Iovine helped Apple launch its streaming service back in 2015. Since then, Apple Music has grown dramatically, acquiring 30 million paid subscribers, second in the world behind streaming powerhouse Spotify, who yesterday announced hitting 70 million subscribers.
The music site Hits Daily Double first reported that Iovine’s departure will happen later this year, and Billboard followed by reporting Iovine will leave when his stocks become vested (agreed upon time for Iovine to get rights to his Apple stocks).
Iovine didn’t have have a formal title while leading Apple Music, but the co-founder of both Interscope Records and Beats (a streaming and headphone company Apple acquired in 2014) brought nearly unmatched industry savvy to Apple’s new streaming service. It’s unknown what the 64-year-old music mogul will do next.
“The streaming services have a bad situation, there’s no margins, they’re not making any money.”
An Apple Music subscription, like Spotify, costs $9.99 per month and plays ad-free music. Apple says it has 40 million songs in its catalog — while Spotify has about 30 million.
But while these subscriptions numbers are impressive, Iovine wasn’t convinced that streaming companies, in their current form, could be profitable. At a dinner event in September 2017, Iovine took questions from reporters about the state of the streaming service, and he answered candidly.
As Billboard reports, Iovine was skeptical about how streaming companies (or divisions within a company) can be profitable on their own — without the backing of massive tech firms that sell other tangible products:
The streaming business is not a great business. It’s fine with the big companies: Amazon, Apple, Google… Of course it’s a small piece of their business, very cool, but Spotify is the only standalone, right? So they have to figure out a way to show the road to making this a real business.”
Indeed Spotify, while having generated billions of dollars, reported a $601 million dollar loss in 2016. Its sales in 2016 did double — but there are still questions about longer term profitability. In 2017, the still-private company’s losses are assumed to have continued, though it had recorded an impressive $2.2 billion in just the first half of 2017.
While Spotify’s growth hasn’t been hampered by a slew of copyright infringement lawsuits, Iovine suggested last year that the streaming business is generally in a precarious place — though hardware giants like Apple can weather the losses. Perhaps, mused Iovine, Amazon might simply come along with its own cheaper streaming service, and dominant the streaming industry — perhaps without making any money.

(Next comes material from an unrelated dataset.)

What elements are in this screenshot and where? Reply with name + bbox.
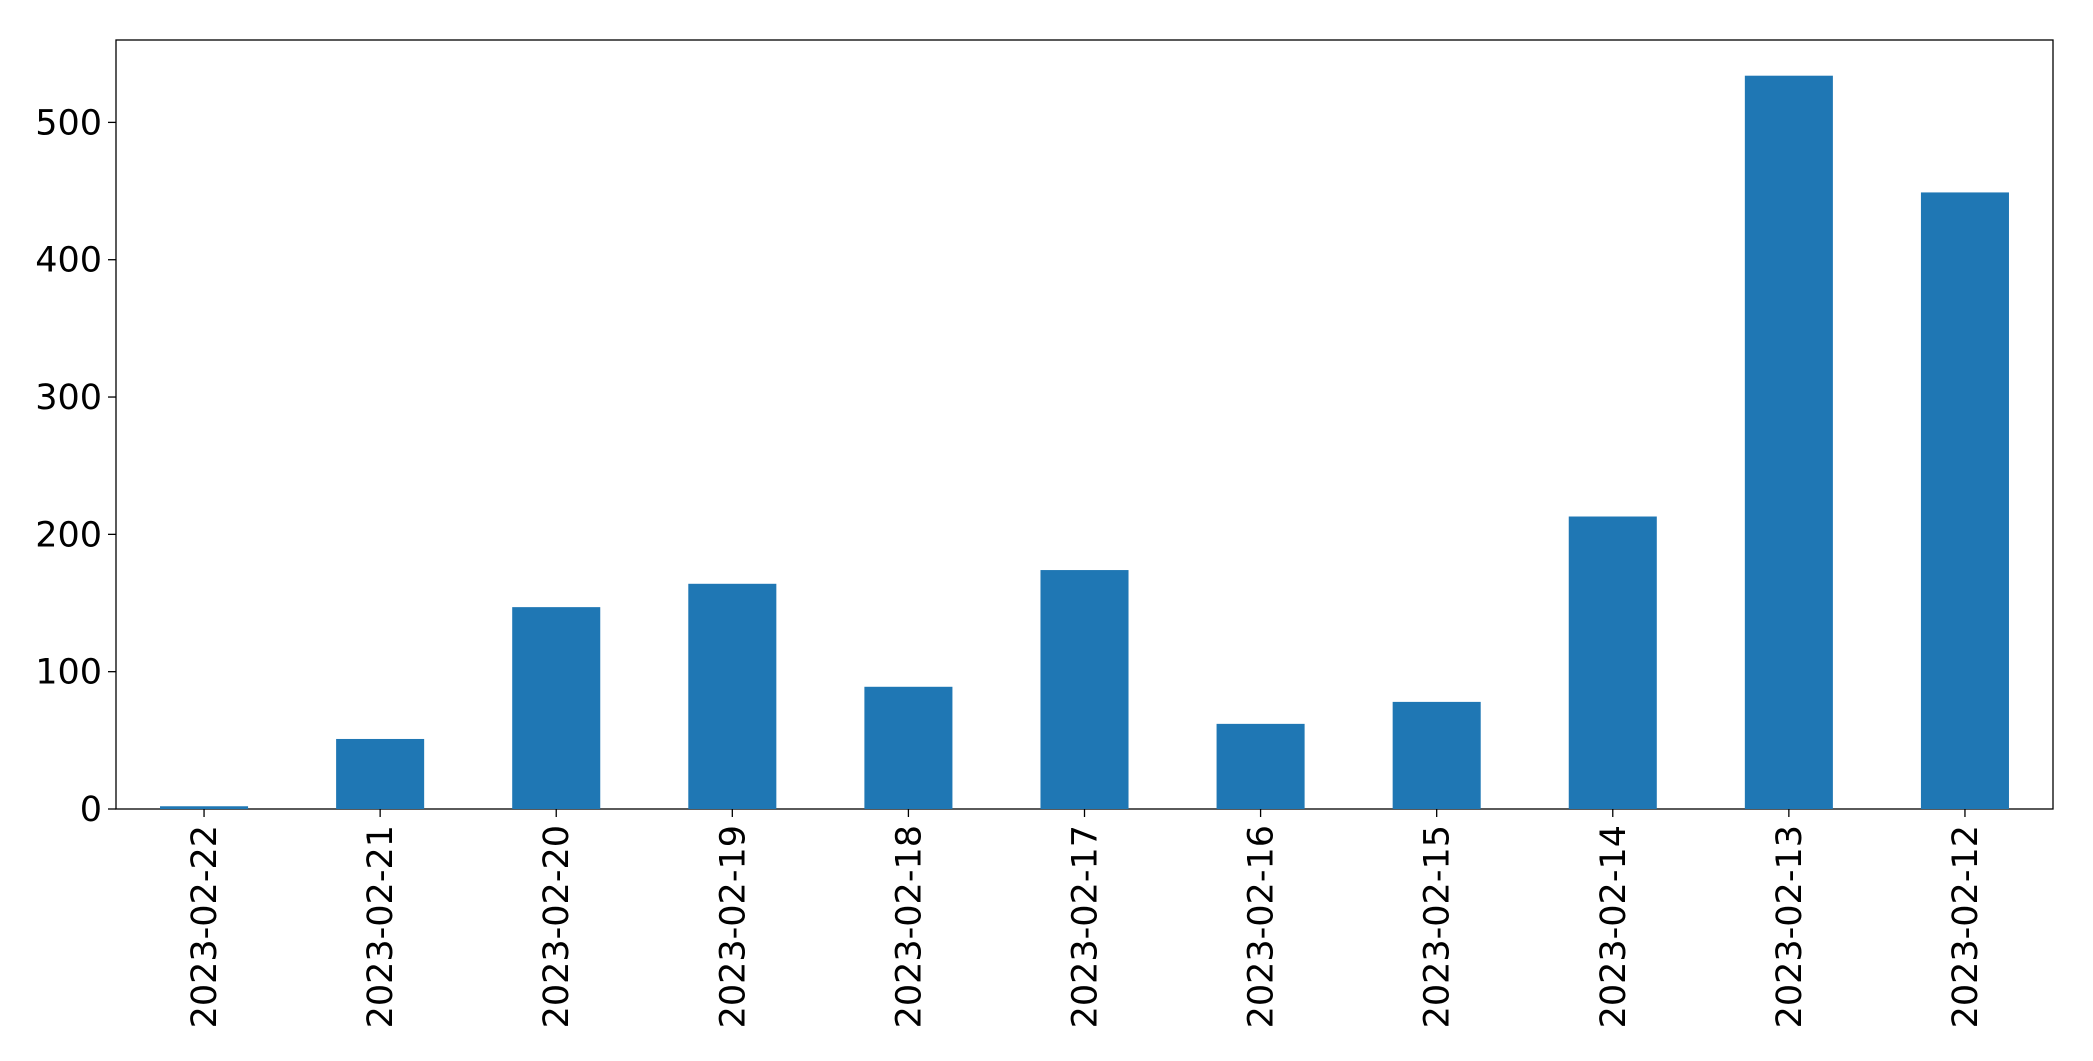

“The streaming services have a bad situation, there’s no margins, they’re not making any money,” he said. “Amazon sells Prime; Apple sells telephones and iPads; Spotify, they’re going to have to figure out a way to get that audience to buy something else. If tomorrow morning [Amazon CEO] Jeff Bezos wakes up and says, ‘You know what? I heard the word “$7.99″ I don’t know what it means, and someone says, ‘Why don’t we try $7.99 for music?’ Woah, guess what happens?”